Venezuela : La grève de la faim à la mode de Washington

Eva Golinger - Mondialisation.ca, Le 2 mars 2011

Le 31 janvier dernier, neuf étudiants vénézueliens entraient pour quelques semaines en grève de la faim, aujourd’hui terminée, pour "réclamer la libération de ce qu’ils considéraient comme « prisonniers politiques » et demander au gouvernement d’accepter une enquête de l’Organisation des Etats Américains (OEA) sur la situation des droits de l’Homme dans le pays". L’avocate et journaliste américaine Eva Golinger s’est intéressée à ces mouvements d’étudiants et après enquête, elle en arrive à la conclusion que les Etats Unis utilisent ces mouvements comme actions de déstabilisation du pouvoir pour provoquer un mécontentement dans le pays et isoler le gouvernement vénézuélien à l’échelle internationale, en le désignant comme « répressif ».
 
C’est au milieu de la nuit du jeudi 17 février que le Ministère des Affaires Etrangères des Etats-Unis a déclaré son soutien inconditionnel au groupe de jeunes en grève de la faim au Venezuela. Ceux-ci réclamaient la libération de supposés « prisonniers politiques ».
 
Dans une dépêche envoyée à des journalistes de Venezuela et d’ailleurs, le Département d’Etat étasunien a exprimé sa « préoccupation pour la santé et le bien-être des étudiants qui risquent leur vie pour la démocratie et les libertés individuelles ». Dans le même temps, le gouvernement étasunien a « prié instamment » le gouvernement vénézuelien « d’accepter une visite de l’Organisation des Etats Américains », afin de « promouvoir le dialogue et la compréhension ».
 
Il n’est pas d’usage pour Washington d’émettre une note spéciale en plein milieu de la nuit à propos de 20 personnes en grève de la faim dans un pays étranger, mais cela n’est pas surprenant lorsque cela touche au Venezuela.
 
Depuis de nombreuses années, c’est le gouvernement étasunien qui a choisi, formé et financé ce même groupe de jeunes vénézueliens pour l’aider à créer un mouvement « étudiant » contre le gouvernement d’Hugo Chavez. L’objectif est d’organiser des actions permanentes de déstabilisation pour déclencher des protestations dans tout le pays et ainsi isoler le gouvernement vénézuelien, jugé « répressif », sur le plan international.

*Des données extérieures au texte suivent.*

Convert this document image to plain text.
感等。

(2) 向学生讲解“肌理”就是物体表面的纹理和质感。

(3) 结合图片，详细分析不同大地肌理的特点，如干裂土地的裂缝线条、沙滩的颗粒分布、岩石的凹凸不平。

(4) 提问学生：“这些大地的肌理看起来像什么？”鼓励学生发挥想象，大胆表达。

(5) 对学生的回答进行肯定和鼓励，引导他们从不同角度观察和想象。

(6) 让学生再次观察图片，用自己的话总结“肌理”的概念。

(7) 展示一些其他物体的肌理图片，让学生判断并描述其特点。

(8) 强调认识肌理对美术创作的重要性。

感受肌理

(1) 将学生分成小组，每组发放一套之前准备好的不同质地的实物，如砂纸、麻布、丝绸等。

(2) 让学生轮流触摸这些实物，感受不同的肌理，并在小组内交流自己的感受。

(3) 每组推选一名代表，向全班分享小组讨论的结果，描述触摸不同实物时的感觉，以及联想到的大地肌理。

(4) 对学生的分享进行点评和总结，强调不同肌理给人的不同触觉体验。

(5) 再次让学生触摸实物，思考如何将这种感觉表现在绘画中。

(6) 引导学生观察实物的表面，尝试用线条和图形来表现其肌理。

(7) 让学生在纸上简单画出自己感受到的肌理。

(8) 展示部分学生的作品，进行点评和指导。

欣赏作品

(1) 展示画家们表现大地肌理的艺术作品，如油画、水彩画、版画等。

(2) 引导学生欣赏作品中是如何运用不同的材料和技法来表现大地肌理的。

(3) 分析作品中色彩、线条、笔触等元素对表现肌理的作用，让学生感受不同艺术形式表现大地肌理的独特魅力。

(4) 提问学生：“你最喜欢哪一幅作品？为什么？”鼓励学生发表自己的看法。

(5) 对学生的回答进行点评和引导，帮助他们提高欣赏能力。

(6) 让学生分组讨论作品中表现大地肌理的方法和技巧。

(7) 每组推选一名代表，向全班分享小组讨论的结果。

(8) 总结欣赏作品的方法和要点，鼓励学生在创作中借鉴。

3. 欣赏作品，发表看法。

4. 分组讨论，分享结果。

La stratégie des « Révolutions de couleur »
 
Ces étudiants grévistes de la faim sont membres de Jeunesse Active Venezuela Uni (JAVU) qui affirme avec fierté être affilié à OTPOR au Venezuela.
 
OTPOR est une organisation serbe qui a été financement à hauteur de plusieurs millions de dollars par le Département d’Etat étasunien et ses agences, comme l’USAID, la NED, l’Institut pour la Paix (IFP) et l’Institut Albert Einstein (AEI), ainsi que de l’appui stratégique et politique de Washington. Ce mouvement a ainsi pu renverser Slobodan Milosevic en Yougoslavie en l’an 2000.
 
OTPOR est depuis utilisé par la diplomatie étasunienne comme modèle pour un « changement de régime » sans coup d’Etat et sans intervention militaire. Elle est est allée jusqu’à financer la production d’un documentaire expliquant comment OTPOR a fait tomber Milosevic, intitulé « comment renverser un dictateur ». Cette document a été diffusé ces dernières années dans les institutions américaines de nombreux pays, comme à Cuba ou au Venezuela.
 
La stratégie de ces « révolutions de couleur » consiste à affaiblir et a désorganiser les piliers du pouvoir (l’Etat, les forces vives) et a neutraliser les forces de sécurité, le tout, dans un contexte électoral. Robert Helvey, colonel de l’armée étasunienne et membre de l’Institut Albert Einstein (AEI, cellule principale de formation à ces techniques) explique que l’objectif n’est pas de détruire les forces armées ou de police, mais de les convaincre d’abandonner le gouvernement actuel et de leur faire comprendre qu’il ont une place dans le pouvoir à venir. Par le biais d’opérations psychologiques à leur destination, la stratégie vise à nouer des liens avec les militaires pour négocier. [1]
 
Les médias servent quand à eux à donner une aura internationale à ces mobilisations contre un Etat supposément « répressif ». Les manifestations de rue, les grèves de la faim, donnent l’impression que le pays se trouve dans une situation chaotique, instable, et que le pouvoir est prêt à tomber devant l’insurrection populaire. Lorsque pour rétablir l’ordre et faire appliquer la loi, l’Etat réagit, les médias sont utilisés pour accuser le gouvernement de répression et de violation des droits humains. Tout ceci permet de justifier n’importe quelle agression externe ou interne contre l’Etat.

Le cas vénézuelien
 
En 2003, l’AEI a tenu un atelier de formation à destination de l’opposition vénézuelienne pour développer une stratégie basée sur les techniques de ces coups d’Etat en douceur pour « restaurer la démocratie ». Le rapport d’activité de 2004 de cet Institut précise que des syndicalistes, des politiques et des dirigeants d’ONG ont entre autres participé à cette formation.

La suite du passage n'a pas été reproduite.